Alors là, Jésus, il a dit :

«Oh! enfants incrédules, vous avez besoin de sensations pour croire. Je viens vous parler, je viens vous dire des mots qui atteignent votre intérieur, et tout ce que vous faites, c’est de chercher le sensationnalisme. Qu’allez-vous faire lorsque Satan viendra vous en mettre plein la vue, car il ne vous négligera pas, il va faire des miracles et cela ne sera qu’illusion?»

Mais comment savoir si cela est de Dieu ou de Satan, parce que Satan, c’est le Maître de la tromperie.

Alors, si Dieu veut s'en servir, pas d'un miracle, s'il veut nous témoigner de sa présence, il ne le fera pas avec un groupe qui croit en Dieu, il va aller plutôt vers les athées pour montrer qu'il est là, mais nous, on s’est fait prendre à cause de notre faiblesse humaine.

Voilà pourquoi il faut se tenir dans la vérité, voilà pourquoi il faut lire l’Évangile,

les commandements de Dieu.

C’est là qu’il faut aller puiser, il ne faut pas chercher à l’extérieur quelque chose qui nous montrerait une preuve.

La preuve n’était-elle pas dans l’Évangile? C’est la Parole, il faut connaître ce que Dieu attend de nous.

Soyons humbles, soyons petits, obéissants, suivons les commandements de Dieu, lisons l’Évangile, allons à la messe, allons à la confesse, acceptons les grâces de Dieu et demandons des grâces, afin qu’on puisse se reconnaître tels que nous sommes.

Ne vous dites pas sans péché, parce que lorsqu'on se dit sans péché, c’est dire: "On n’a pas besoin de ton sacrifice, Jésus, je suis sans péché."

La Passion de Jésus est encore, elle est en notre présence, la Passion de Jésus est vivante.

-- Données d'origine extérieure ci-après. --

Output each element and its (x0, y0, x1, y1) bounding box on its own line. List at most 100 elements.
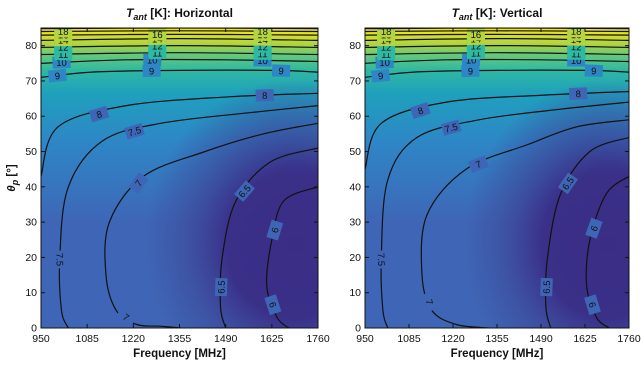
contour-label-bg (557, 172, 578, 195)
contour-label-bg (255, 89, 274, 102)
contour-line-6-5 (219, 147, 318, 328)
contour-line-7 (104, 122, 318, 328)
x-tick-label: 1760 (617, 333, 641, 345)
contour-label-bg (467, 155, 489, 174)
x-tick-label: 1085 (397, 333, 421, 345)
contour-label-bg (568, 87, 588, 100)
x-tick-label: 1625 (573, 333, 597, 345)
contour-line-12 (41, 44, 318, 48)
contour-label-bg (115, 307, 137, 328)
contour-line-10 (365, 58, 629, 64)
contour-label-text: 7.5 (127, 125, 143, 139)
x-tick-label: 1490 (214, 333, 238, 345)
contour-label-text: 10 (571, 56, 582, 67)
title-symbol: T (452, 6, 461, 20)
contour-label-18: 18 (253, 28, 272, 38)
contour-label-bg (264, 294, 282, 316)
contour-label-bg (584, 294, 601, 316)
contour-label-text: 16 (152, 30, 163, 41)
x-tick-label: 1220 (441, 333, 465, 345)
contour-label-9: 9 (461, 64, 480, 77)
contour-label-text: 14 (381, 36, 392, 47)
x-tick-label: 1355 (485, 333, 509, 345)
contour-label-text: 8 (575, 89, 581, 100)
contour-label-text: 10 (379, 58, 390, 69)
y-tick-label: 0 (355, 323, 361, 335)
contour-label-text: 6 (586, 301, 598, 309)
contour-label-7-5: 7.5 (440, 119, 462, 136)
contour-label-bg (421, 291, 438, 313)
contour-label-text: 12 (381, 43, 392, 54)
contour-label-text: 7 (423, 298, 435, 306)
y-tick-label: 20 (349, 252, 361, 264)
contour-label-text: 6 (270, 226, 282, 234)
contour-label-text: 8 (416, 106, 424, 118)
contour-label-7: 7 (128, 172, 149, 194)
y-tick-label: 80 (349, 40, 361, 52)
contour-label-18: 18 (377, 28, 396, 38)
contour-line-11 (41, 52, 318, 56)
contour-line-6 (265, 186, 318, 328)
contour-label-bg (142, 64, 161, 78)
x-tick-label: 950 (32, 333, 50, 345)
chart-title: Tant [K]: Vertical (452, 6, 543, 22)
contour-label-6: 6 (266, 219, 284, 241)
y-label-symbol: θ (6, 185, 18, 192)
contour-label-bg (585, 217, 603, 239)
contour-label-text: 9 (278, 66, 284, 77)
contour-label-text: 6 (266, 301, 278, 309)
title-subscript: ant (133, 12, 148, 22)
contour-label-text: 9 (54, 71, 60, 82)
contour-label-text: 10 (56, 58, 67, 69)
contour-label-9: 9 (371, 68, 391, 83)
contour-label-bg (88, 105, 110, 123)
y-tick-label: 10 (349, 287, 361, 299)
x-tick-label: 1220 (122, 333, 146, 345)
contour-label-7: 7 (115, 307, 137, 328)
contour-fill-low (365, 28, 629, 328)
contour-label-7: 7 (421, 291, 438, 313)
contour-label-text: 7.5 (375, 253, 386, 267)
contour-label-text: 14 (58, 36, 69, 47)
contour-line-7-5 (58, 105, 318, 328)
contour-label-bg (234, 180, 255, 202)
x-tick-label: 1355 (168, 333, 192, 345)
contour-label-text: 7.5 (444, 122, 460, 136)
contour-label-text: 10 (147, 55, 158, 66)
y-tick-label: 10 (25, 287, 37, 299)
contour-label-text: 12 (571, 42, 582, 53)
contour-label-text: 7 (474, 159, 483, 171)
contour-label-text: 10 (257, 56, 268, 67)
y-tick-label: 70 (349, 75, 361, 87)
y-tick-label: 60 (25, 111, 37, 123)
contour-label-text: 12 (257, 42, 268, 53)
contour-label-bg (271, 64, 291, 78)
contour-label-8: 8 (88, 105, 110, 123)
y-label-rest: [°] (6, 164, 18, 180)
y-tick-label: 70 (25, 75, 37, 87)
x-tick-label: 1625 (260, 333, 284, 345)
x-axis-label: Frequency [MHz] (451, 348, 544, 360)
contour-label-6: 6 (264, 294, 282, 316)
contour-label-bg (128, 172, 149, 194)
contour-label-7: 7 (467, 155, 489, 174)
contour-label-text: 11 (571, 49, 581, 60)
contour-line-6 (585, 175, 629, 328)
contour-label-6: 6 (584, 294, 601, 316)
contour-label-6-5: 6.5 (214, 277, 228, 297)
contour-label-text: 8 (95, 109, 103, 121)
contour-line-16 (365, 33, 629, 36)
chart-title: Tant [K]: Horizontal (126, 6, 233, 22)
contour-label-7-5: 7.5 (375, 250, 388, 269)
y-tick-label: 50 (349, 146, 361, 158)
contour-label-9: 9 (142, 64, 161, 78)
contour-line-14 (365, 37, 629, 41)
x-axis-label: Frequency [MHz] (133, 348, 226, 360)
title-symbol: T (126, 6, 135, 20)
contour-label-text: 8 (262, 91, 268, 102)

Si nous nous prenons pour une personne pure, nous allons commettre des erreurs; l’orgueil va se développer, nous allons devenir suffisants avec nous-mêmes, nous allons devenir des sépulcres blanchis : faisons attention, reconnaissons-nous pécheurs : mieux vaut être en arrière qu’en avant.

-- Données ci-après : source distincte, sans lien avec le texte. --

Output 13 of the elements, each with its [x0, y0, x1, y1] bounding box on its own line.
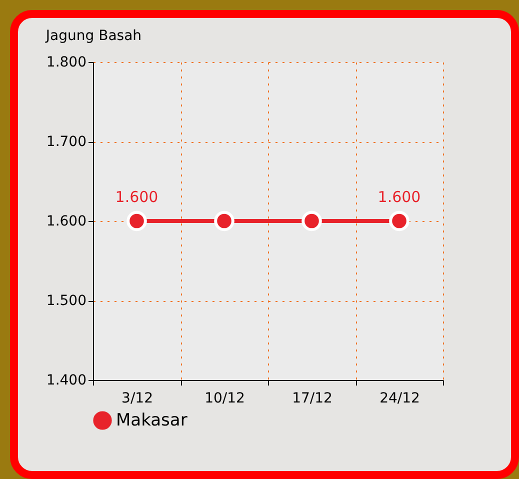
data-label: 1.600	[115, 188, 158, 206]
y-tick-label: 1.600	[46, 214, 86, 230]
x-tick-label: 3/12	[122, 390, 153, 406]
y-tick-label: 1.700	[46, 134, 86, 150]
x-tick-label: 10/12	[204, 390, 245, 406]
y-tick-label: 1.400	[46, 372, 86, 388]
x-tick-label: 17/12	[292, 390, 332, 406]
chart-title: Jagung Basah	[44, 28, 142, 44]
y-tick-label: 1.800	[46, 54, 86, 70]
legend-label: Makasar	[116, 410, 188, 430]
y-tick-label: 1.500	[46, 293, 86, 309]
x-tick-label: 24/12	[380, 390, 420, 406]
data-label: 1.600	[378, 188, 421, 206]
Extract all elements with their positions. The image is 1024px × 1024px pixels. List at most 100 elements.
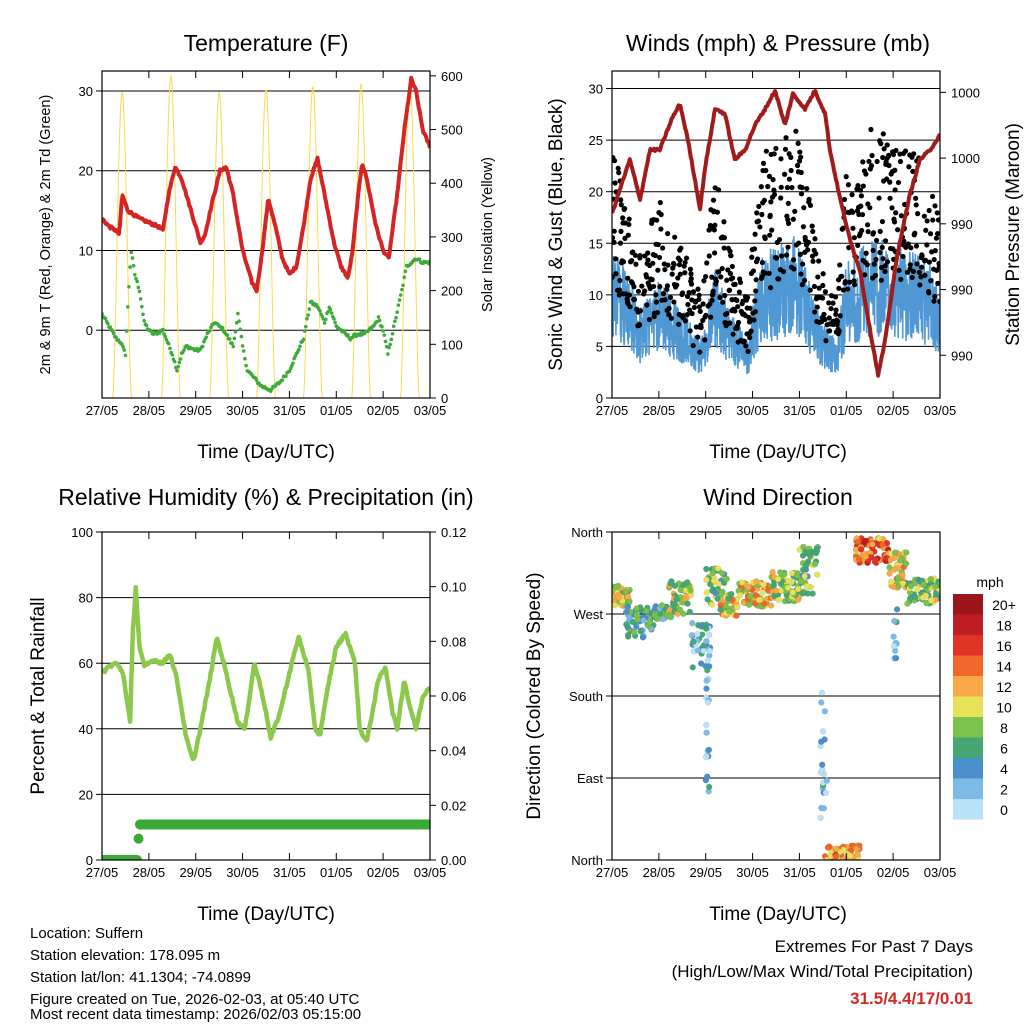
wind-direction-point xyxy=(700,647,707,655)
y-tick-label: 20 xyxy=(79,164,93,179)
gust-point xyxy=(765,183,771,190)
gust-point xyxy=(645,250,651,256)
wind-direction-point xyxy=(694,630,701,638)
dewpoint-point xyxy=(396,303,401,307)
gust-point xyxy=(840,225,846,231)
y2-tick-label: 1000 xyxy=(951,85,980,100)
wind-direction-point xyxy=(869,541,876,548)
gust-point xyxy=(687,266,694,272)
dewpoint-point xyxy=(230,341,234,345)
gust-point xyxy=(884,142,890,148)
gust-point xyxy=(780,269,787,275)
gust-point xyxy=(734,297,740,303)
dewpoint-point xyxy=(140,304,144,309)
gust-point xyxy=(662,266,668,273)
gust-point xyxy=(856,211,862,218)
gust-point xyxy=(821,311,827,317)
gust-point xyxy=(612,228,617,234)
dewpoint-point xyxy=(394,315,398,320)
gust-point xyxy=(677,271,683,277)
x-tick-label: 31/05 xyxy=(273,865,306,880)
gust-point xyxy=(917,282,923,288)
gust-point xyxy=(895,179,902,186)
gust-point xyxy=(676,321,682,327)
dewpoint-point xyxy=(103,316,108,321)
gust-point xyxy=(801,277,808,284)
gust-point xyxy=(735,304,741,310)
gust-point xyxy=(851,278,857,284)
station-pressure-line xyxy=(612,88,940,378)
y-tick-label: 15 xyxy=(589,236,603,251)
wind-direction-point xyxy=(633,611,640,618)
gust-point xyxy=(703,312,709,318)
wind-direction-point xyxy=(777,569,784,576)
dewpoint-point xyxy=(144,323,149,328)
gust-point xyxy=(760,160,767,166)
gust-point xyxy=(807,202,814,209)
wind-direction-point xyxy=(737,591,744,599)
dewpoint-point xyxy=(120,342,124,347)
gust-point xyxy=(712,222,718,228)
x-axis-label: Time (Day/UTC) xyxy=(197,442,335,463)
dewpoint-point xyxy=(305,316,309,321)
extremes-legend: (High/Low/Max Wind/Total Precipitation) xyxy=(672,962,973,981)
gust-point xyxy=(771,191,778,198)
gust-point xyxy=(688,271,694,277)
gust-point xyxy=(926,207,932,214)
gust-point xyxy=(798,169,804,176)
gust-point xyxy=(724,277,730,283)
gust-point xyxy=(649,277,655,283)
gust-point xyxy=(810,258,816,264)
gust-point xyxy=(748,328,754,334)
gust-point xyxy=(805,247,811,253)
gust-point xyxy=(735,319,742,326)
gust-point xyxy=(836,285,842,291)
wind-direction-point xyxy=(684,600,691,607)
gust-point xyxy=(878,277,884,283)
wind-direction-point xyxy=(890,633,897,640)
gust-point xyxy=(884,259,891,265)
gust-point xyxy=(696,304,703,310)
gust-point xyxy=(676,262,683,268)
gust-point xyxy=(763,148,769,154)
gust-point xyxy=(626,221,632,228)
wind-direction-point xyxy=(927,597,935,604)
gust-point xyxy=(668,315,674,321)
wind-direction-point xyxy=(759,589,766,596)
wind-direction-point xyxy=(811,560,819,568)
gust-point xyxy=(728,253,734,259)
dewpoint-point xyxy=(328,307,333,312)
y-axis-label: Direction (Colored By Speed) xyxy=(524,572,545,819)
gust-point xyxy=(798,191,805,197)
dewpoint-point xyxy=(320,314,325,319)
gust-point xyxy=(752,298,758,304)
gust-point xyxy=(755,218,762,224)
gust-point xyxy=(820,282,826,289)
y2-tick-label: 990 xyxy=(951,283,973,298)
colorbar-swatch xyxy=(953,778,983,799)
y-tick-label: 30 xyxy=(79,84,93,99)
plot-area xyxy=(612,88,940,378)
y2-tick-label: 0.04 xyxy=(441,744,466,759)
wind-direction-point xyxy=(931,583,939,590)
gust-point xyxy=(918,264,925,270)
wind-direction-point xyxy=(615,594,622,601)
dewpoint-point xyxy=(182,348,186,352)
gust-point xyxy=(862,272,868,278)
gust-point xyxy=(763,167,769,174)
wind-direction-point xyxy=(705,746,713,754)
colorbar-label: 0 xyxy=(1000,802,1008,818)
gust-point xyxy=(766,270,772,276)
dewpoint-point xyxy=(333,320,337,325)
x-tick-label: 01/05 xyxy=(320,865,353,880)
gust-point xyxy=(878,141,884,147)
gust-point xyxy=(919,253,925,259)
wind-direction-point xyxy=(646,619,653,626)
gust-point xyxy=(613,271,619,277)
gust-point xyxy=(785,244,791,250)
gust-point xyxy=(934,210,940,216)
wind-direction-point xyxy=(703,576,710,583)
2m-t-line xyxy=(102,75,430,294)
gust-point xyxy=(809,223,815,229)
gust-point xyxy=(620,215,626,221)
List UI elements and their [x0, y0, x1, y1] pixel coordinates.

Dieu nous prévient tranquillement de ce qui s’en vient, il ne veut pas que nous apprenions tout cela tout d’un coup : c’est à chaque jour que nous devons prononcer notre oui, c’est à chaque jour qu’il faut laisser Jésus nous transformer, pas nous-mêmes.

Nous devons avancer au rythme que Dieu veut que nous avancions, parce que lui nous connaît mieux que nous-mêmes, nous devons être à l’écoute de l’Amour.

"Oui, Seigneur", alors il vient de dire : «Cela suffit.» Merci.